Asked if Davis’s resignation was a problem: “Not for us”.
Was there no panic in the commission ranks, no concern that the Brexit talks might be affected? Panic? Qui, nous? “In this house it is very clear that our position has always been very cool. We avoided positioning the commission in terms of psychological elements – concern, enthusiasm, disappointment and so on. We are here to do a job.”
Indeed, a job that notionally includes providing journalists with a commission perspective on events such as Davis’s resignation.
Others, officials and diplomats alike, were a little bit more forthcoming when asked to “react”, though all off the record.
Most were quick to point out that Davis actually spent very little time in Brussels negotiating.
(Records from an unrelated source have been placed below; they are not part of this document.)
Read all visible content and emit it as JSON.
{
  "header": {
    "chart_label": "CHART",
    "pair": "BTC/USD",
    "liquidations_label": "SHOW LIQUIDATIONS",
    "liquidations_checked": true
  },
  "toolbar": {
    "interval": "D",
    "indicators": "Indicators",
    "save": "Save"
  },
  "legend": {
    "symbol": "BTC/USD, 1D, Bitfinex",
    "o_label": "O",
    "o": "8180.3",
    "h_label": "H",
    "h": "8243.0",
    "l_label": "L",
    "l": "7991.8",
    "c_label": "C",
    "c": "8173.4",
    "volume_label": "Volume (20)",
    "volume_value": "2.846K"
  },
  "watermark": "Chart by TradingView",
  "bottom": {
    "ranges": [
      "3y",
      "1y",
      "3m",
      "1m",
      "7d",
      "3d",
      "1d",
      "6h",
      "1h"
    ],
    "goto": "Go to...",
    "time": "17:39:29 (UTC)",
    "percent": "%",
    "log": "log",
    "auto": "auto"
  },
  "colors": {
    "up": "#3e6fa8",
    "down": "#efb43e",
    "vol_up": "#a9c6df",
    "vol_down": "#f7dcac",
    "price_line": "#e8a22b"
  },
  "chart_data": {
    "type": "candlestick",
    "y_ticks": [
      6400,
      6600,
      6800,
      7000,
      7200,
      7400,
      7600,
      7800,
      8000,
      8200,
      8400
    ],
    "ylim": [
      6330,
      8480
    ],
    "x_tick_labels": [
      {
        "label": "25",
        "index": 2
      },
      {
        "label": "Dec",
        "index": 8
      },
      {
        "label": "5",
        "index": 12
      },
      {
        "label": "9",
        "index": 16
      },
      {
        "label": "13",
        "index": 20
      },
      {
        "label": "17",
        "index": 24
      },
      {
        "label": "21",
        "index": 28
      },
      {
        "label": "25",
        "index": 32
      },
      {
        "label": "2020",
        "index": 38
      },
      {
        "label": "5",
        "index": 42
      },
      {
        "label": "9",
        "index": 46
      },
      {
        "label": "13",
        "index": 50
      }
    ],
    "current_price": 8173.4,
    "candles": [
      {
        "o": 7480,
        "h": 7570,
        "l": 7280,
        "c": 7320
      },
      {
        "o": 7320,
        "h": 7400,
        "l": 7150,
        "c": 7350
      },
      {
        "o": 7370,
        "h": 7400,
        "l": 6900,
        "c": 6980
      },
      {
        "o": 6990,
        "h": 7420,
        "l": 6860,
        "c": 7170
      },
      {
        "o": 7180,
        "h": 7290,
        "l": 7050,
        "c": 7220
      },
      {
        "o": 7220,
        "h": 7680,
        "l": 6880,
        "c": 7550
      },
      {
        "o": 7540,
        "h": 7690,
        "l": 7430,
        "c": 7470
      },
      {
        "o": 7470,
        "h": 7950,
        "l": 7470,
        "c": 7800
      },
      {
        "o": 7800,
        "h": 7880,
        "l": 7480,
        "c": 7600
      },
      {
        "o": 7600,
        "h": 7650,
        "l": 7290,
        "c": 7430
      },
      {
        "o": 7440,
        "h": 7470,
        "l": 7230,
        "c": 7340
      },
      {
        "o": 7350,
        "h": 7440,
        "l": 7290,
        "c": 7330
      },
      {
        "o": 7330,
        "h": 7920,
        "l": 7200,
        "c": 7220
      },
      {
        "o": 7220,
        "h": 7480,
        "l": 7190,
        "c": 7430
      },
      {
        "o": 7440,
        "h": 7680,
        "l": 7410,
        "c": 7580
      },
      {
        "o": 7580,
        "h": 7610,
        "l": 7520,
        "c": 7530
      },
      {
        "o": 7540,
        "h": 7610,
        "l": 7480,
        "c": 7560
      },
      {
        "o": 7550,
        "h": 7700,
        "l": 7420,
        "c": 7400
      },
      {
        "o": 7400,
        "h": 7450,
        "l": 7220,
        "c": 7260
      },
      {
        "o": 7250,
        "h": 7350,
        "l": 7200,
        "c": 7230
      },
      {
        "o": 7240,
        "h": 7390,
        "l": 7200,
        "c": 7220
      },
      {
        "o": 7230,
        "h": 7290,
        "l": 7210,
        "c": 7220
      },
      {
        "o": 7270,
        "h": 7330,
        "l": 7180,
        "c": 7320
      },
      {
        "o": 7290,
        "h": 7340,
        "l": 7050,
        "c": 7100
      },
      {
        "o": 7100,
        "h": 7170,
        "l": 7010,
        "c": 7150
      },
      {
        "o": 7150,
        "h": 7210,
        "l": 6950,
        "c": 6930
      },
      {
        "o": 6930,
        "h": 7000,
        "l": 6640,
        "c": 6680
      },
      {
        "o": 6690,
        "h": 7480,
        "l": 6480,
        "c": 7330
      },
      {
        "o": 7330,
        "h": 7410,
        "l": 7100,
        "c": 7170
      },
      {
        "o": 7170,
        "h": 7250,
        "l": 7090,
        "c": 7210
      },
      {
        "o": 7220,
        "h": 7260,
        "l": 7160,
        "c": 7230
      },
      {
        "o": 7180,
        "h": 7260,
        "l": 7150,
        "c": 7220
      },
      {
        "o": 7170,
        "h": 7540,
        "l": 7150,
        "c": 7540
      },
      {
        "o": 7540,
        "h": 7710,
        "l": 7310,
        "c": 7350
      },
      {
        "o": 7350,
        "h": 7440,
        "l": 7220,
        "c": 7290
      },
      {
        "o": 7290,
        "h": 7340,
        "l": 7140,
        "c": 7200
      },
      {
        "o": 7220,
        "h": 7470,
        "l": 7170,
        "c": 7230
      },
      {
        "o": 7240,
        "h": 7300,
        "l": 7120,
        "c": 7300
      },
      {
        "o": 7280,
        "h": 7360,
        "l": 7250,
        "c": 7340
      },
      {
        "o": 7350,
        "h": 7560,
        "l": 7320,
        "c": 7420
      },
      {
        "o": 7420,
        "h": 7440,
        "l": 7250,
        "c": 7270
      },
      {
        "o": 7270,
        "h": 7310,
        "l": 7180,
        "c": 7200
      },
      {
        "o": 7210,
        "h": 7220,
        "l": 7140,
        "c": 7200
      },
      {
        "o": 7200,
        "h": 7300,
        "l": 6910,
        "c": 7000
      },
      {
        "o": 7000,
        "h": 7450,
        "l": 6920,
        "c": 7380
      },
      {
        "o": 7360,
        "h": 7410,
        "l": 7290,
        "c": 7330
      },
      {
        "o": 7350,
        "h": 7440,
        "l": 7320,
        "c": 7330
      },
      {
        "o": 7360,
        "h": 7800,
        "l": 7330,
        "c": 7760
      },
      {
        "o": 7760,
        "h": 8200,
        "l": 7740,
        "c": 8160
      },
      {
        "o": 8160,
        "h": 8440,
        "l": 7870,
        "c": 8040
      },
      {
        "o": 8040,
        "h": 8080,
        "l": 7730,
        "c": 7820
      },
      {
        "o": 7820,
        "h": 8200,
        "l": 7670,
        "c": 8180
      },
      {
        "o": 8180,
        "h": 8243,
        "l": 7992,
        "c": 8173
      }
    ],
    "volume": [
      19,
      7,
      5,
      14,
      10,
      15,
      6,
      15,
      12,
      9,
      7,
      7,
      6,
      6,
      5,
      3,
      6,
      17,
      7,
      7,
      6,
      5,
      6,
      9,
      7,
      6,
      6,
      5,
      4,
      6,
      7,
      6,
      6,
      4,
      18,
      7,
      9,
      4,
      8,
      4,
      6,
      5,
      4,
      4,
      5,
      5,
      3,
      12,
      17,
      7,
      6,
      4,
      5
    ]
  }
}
A total of four hours this year, according to official records. He would hardly be missed. A much-vaunted warm relationship with his EU counterpart Michel Barnier – their shared hillwalking passion was often mentioned – was largely for show.
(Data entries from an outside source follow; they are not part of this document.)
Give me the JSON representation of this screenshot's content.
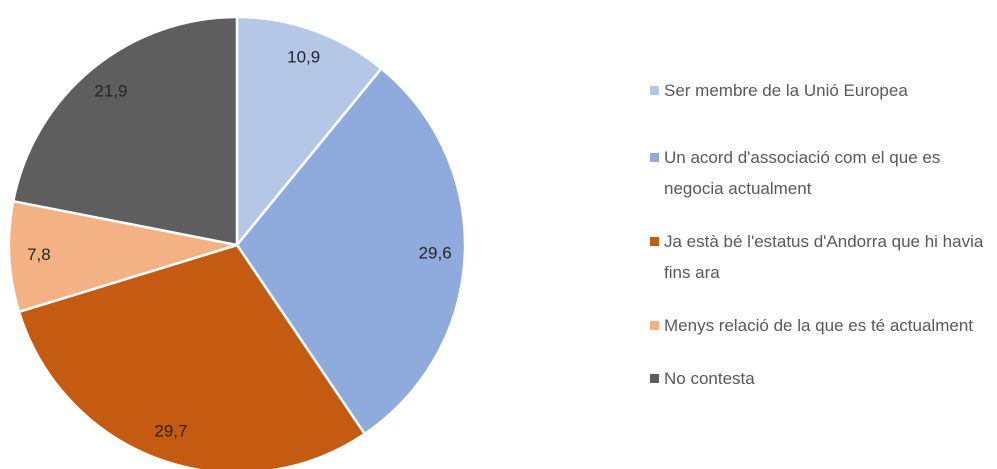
{
  "chart_data": {
    "type": "pie",
    "categories": [
      "Ser membre de la Unió Europea",
      "Un acord d'associació com el que es negocia actualment",
      "Ja està bé l'estatus d'Andorra que hi havia fins ara",
      "Menys relació de la que es té actualment",
      "No contesta"
    ],
    "values": [
      10.9,
      29.6,
      29.7,
      7.8,
      21.9
    ],
    "value_labels": [
      "10,9",
      "29,6",
      "29,7",
      "7,8",
      "21,9"
    ],
    "colors": [
      "#b4c7e7",
      "#8faadc",
      "#c55a11",
      "#f4b183",
      "#5e5e5e"
    ],
    "legend": "right"
  }
}
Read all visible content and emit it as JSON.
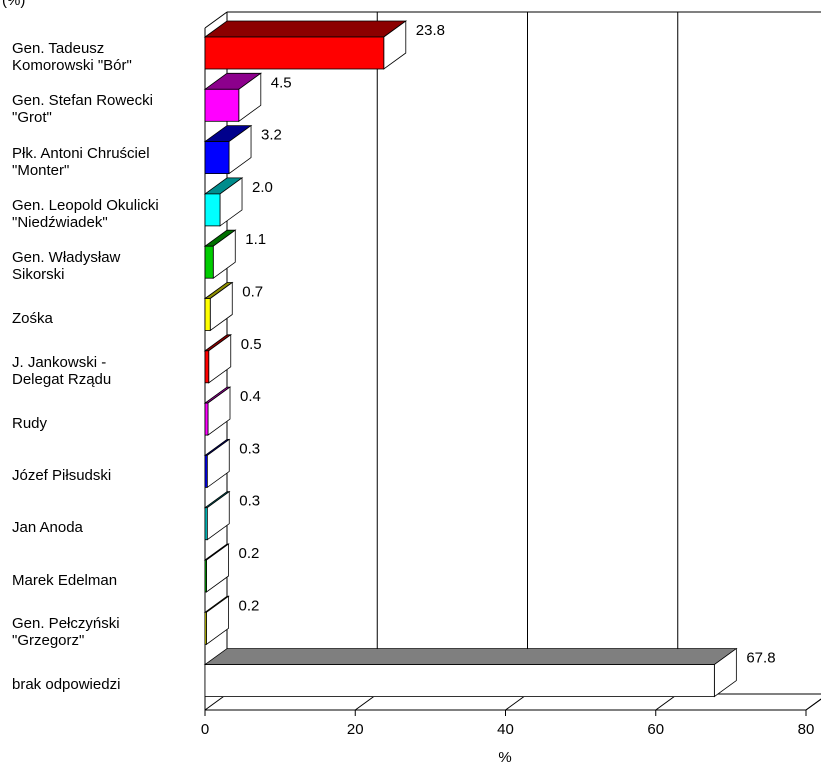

It wasn’t only that Davis’s role in the talks was never central, a role assumed week in week out by Olly Robbins, the civil servant who is Theresa May’s chief EU adviser and strategist, but the latter had effectively usurped his position in the chain of command. “There have been clear tensions for some time,” one diplomatic source observed.
Robbins has drafted most of the policy documents and May’s key speeches and many of these have reportedly not even been seen by the now former Brexit secretary until they were about to be delivered. Some reports suggest he had been out of the loop on the White Paper discussed at cabinet, due to be published this week.
Balance of forces
Had Robbins resigned, Brussels would have been deeply concerned. And offiicials here were wondering if Davis’s replacement, Dominic Raab, has sought any assurances on a diminished role for Robbins, or his own access to the prime minister and role in Brexit policymaking. Reports from London, on the contrary, suggest his department will be scaled back.
Now, of course, Boris Johnson has resigned too.
There is speculation in Brussels about whether the resignations mark a significant shift in the balance of forces in the British cabinet. Raab’s appointment maintains the numerical balance between hard and soft Brexit adherents, but there is also a political dynamic at play in the sidelining of two of the Brexit big beasts.
The resignations were being seen as a reflection of weakness of the hardline Brexit camp, of their political defeat at Chequers, and their likely muzzling by May if they remained in cabinet. It does not appear to be the confident opening of a new line of attack to overthrow May. The numbers are simply not there.
That may change, if there is a further rush out the door, but the calls from Brexiteers on May to go now ring rather hollow.
Crucially, diplomats and officials say that they do not believe there will be any slowdown in the talks process. Schinas insisted on the availability of the commission 24/7 and through the summer for talks.
Nor is there any expectation that the resignation will deflect the UK from the line set out by Theresa May in Chequers last Friday. Although most EU and diplomatic sources suggest she has not gone far enough in her new proposals – specifically in her attempts to distinguish between goods and services aspects of the single market or on free movement, or specifics on the backtsop – there is a general willingness to get down to talking as soon as the UK delivers its White Paper. That is still expected on Thursday.